Is being able to export goods and services a privilege granted by the recipient country’s government?
Judging by the ongoing dispute
concerning the allegedly questionable quality of Moldovan wine exports to Russia, the answer seems to be “yes.” Judging by basic principles of economics and of the current world trading system
, however, the answer is “no.”
Following the latter, trade with products and services of varied quality are subject only to the market mechanisms of the law of demand and of competition and entrepreneurship in an environment of free trade and competition, nondiscrimination, and predictability and transparency. Unfortunately, for both Moldovan and Russian entrepreneurs, for sellers and for buyers, freedom to trade wine has become a privilege permitted or restricted by the Russian government, for political reasons.
The history of Moldova and Russia recorded in the last decade of independence and democracy in the two former Soviet countries reveals a destructive pattern in Russia’s political discretion in the wine trade
. Examples include forcing the Moldovan government to support Russia’s accession
to the World Trade Organization or punishing Moldova for issuing an anti-Soviet decree
extremely inconvenient to Russia's current leaders.

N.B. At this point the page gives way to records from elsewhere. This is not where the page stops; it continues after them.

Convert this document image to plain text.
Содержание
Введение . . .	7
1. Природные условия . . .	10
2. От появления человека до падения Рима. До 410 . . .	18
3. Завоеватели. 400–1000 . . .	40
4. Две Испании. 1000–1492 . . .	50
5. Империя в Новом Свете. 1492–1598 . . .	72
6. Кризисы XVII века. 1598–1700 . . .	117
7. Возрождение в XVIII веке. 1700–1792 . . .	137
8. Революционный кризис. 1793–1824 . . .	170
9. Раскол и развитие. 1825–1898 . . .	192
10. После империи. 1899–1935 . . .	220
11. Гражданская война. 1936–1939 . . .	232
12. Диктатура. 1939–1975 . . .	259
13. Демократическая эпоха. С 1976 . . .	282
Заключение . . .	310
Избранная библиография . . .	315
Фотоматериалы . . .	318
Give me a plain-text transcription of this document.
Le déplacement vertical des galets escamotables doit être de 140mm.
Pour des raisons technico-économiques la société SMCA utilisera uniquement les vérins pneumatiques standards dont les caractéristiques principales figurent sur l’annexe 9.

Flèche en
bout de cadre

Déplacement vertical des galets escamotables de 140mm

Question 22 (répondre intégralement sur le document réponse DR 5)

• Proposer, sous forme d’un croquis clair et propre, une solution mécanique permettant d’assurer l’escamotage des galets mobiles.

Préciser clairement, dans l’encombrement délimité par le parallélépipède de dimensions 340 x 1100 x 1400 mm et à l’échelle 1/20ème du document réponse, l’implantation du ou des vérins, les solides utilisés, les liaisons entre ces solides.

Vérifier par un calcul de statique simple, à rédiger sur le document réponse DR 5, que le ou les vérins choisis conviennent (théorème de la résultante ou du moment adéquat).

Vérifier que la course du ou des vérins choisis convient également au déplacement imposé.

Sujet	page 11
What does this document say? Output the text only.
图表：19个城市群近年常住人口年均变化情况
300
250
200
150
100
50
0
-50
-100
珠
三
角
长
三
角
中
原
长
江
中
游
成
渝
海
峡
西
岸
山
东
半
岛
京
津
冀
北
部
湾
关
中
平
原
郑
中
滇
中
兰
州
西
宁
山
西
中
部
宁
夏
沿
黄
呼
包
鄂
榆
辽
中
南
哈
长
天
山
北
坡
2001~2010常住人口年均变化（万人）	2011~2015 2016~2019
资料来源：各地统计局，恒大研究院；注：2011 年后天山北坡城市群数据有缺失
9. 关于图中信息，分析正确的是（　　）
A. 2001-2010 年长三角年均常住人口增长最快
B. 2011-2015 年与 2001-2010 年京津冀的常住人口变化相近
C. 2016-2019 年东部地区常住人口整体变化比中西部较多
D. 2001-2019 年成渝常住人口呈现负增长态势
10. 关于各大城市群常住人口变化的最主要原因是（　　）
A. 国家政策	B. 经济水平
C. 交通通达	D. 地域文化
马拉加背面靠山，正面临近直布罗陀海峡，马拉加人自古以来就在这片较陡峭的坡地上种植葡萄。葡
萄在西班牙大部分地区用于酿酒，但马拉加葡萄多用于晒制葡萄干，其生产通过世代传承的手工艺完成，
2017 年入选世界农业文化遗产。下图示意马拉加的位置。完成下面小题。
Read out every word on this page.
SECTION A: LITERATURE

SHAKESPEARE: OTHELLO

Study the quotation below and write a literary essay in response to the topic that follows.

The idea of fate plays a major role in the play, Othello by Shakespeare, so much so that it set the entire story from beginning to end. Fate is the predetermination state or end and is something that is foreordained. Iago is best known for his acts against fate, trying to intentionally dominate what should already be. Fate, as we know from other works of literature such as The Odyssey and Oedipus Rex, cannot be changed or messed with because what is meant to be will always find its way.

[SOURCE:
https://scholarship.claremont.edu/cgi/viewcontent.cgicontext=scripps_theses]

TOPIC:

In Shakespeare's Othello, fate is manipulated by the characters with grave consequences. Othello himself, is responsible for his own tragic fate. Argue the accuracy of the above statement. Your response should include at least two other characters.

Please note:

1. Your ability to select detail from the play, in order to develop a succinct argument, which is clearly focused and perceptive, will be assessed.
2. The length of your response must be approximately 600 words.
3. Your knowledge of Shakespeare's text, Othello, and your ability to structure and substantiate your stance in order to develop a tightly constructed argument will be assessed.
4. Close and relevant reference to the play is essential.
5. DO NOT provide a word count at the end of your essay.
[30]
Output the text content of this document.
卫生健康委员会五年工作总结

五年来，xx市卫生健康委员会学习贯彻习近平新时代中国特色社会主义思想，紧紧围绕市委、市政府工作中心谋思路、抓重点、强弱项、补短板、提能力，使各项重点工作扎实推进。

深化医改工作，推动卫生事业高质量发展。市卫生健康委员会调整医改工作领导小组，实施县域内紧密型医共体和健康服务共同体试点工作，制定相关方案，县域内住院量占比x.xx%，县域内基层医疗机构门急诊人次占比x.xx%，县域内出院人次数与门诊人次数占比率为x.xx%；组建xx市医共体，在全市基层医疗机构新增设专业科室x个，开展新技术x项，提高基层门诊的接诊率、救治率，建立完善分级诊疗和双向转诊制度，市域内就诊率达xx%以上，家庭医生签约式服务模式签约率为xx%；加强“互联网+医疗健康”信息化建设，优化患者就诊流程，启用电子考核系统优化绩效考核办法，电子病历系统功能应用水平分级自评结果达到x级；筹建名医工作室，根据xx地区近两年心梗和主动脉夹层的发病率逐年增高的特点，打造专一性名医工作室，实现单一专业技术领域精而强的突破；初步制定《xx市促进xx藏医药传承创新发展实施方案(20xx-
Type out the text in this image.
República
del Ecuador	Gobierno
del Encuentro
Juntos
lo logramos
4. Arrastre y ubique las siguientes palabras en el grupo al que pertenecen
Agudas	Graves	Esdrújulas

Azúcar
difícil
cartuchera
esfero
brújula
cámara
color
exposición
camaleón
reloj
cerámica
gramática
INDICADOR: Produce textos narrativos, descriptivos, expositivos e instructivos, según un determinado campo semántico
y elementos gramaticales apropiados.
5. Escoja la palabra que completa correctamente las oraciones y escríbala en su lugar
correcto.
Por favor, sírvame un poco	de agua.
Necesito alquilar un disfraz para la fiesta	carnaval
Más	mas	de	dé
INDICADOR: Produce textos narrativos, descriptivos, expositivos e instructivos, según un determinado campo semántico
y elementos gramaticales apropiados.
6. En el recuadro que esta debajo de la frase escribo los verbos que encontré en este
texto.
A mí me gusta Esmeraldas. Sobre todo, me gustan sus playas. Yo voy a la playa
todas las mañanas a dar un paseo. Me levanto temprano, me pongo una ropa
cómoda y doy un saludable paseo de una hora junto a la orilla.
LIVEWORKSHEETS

The recent disputes over wine quality are, again, history repeating itself.
Almost two weeks ago, Russian health authorities announced a two-week ultimatum on instituting an embargo on further wine imports from Moldova. Since then, the representative bodies of the two countries have engaged in a rather tense political dialogue
regarding Russia’s pretense to lift the ban on Moldovan wine imports only after seeing improvements in quality. The result -- five days before the ultimatum was due to end and despite of firm opposition by Moldova's agriculture minister
-- was one of obedience, with promises of immediate compliance
with Russia’s health requirements.
This history of good dog-bad dog economic incentives, used by Russian leaders to influence Moldovan politics, should alert academics and other experts and entrepreneurs in the world of Russia’s deliberate ineptness in honoring contractual commitments of trade liberalization and integration, which play a vital role in achieving Russia's much-desired and much-promoted “economic modernization.”
Under these circumstances, it seems unlikely that Russia will join the WTO anytime soon. I simply cannot imagine how the WTO could function if any of its current 153 members tolerated Russia’s deliberate reneging of its multilateral contracts on trade liberalization.
Moreover, this is a pattern of abnormal trade relations that none of the legitimate actors involved -- that is, buyers and sellers (in contrast to the Russian political actors interested in implementing their covert strategies) -- values. Russian bans on trade with neighboring countries in particular, and trade with the rest of the world in general, are not only damaging to the economies of the exporting countries. Consumers and businesses in the economy of the importing country are equally affected.
Both sides stand to lose from an increase in protectionism, which triggers price increases due to destructive measures sparked by eliminating the competition.
It should be clear by now that Russia is far from being a reliable international trading partner. Additionally, as long as the Russian people continue to tolerate these types of opportunistic and destructive policies implemented by central political leaders on their behalf, Russia – the country and its people – will move further and further away from WTO membership.
Therefore, Russia's citizens should exercise their democratic rights and support only policies of trade liberalization that will redirect their underdeveloped economy from a state monopoly toward market competitiveness and “economic modernization.”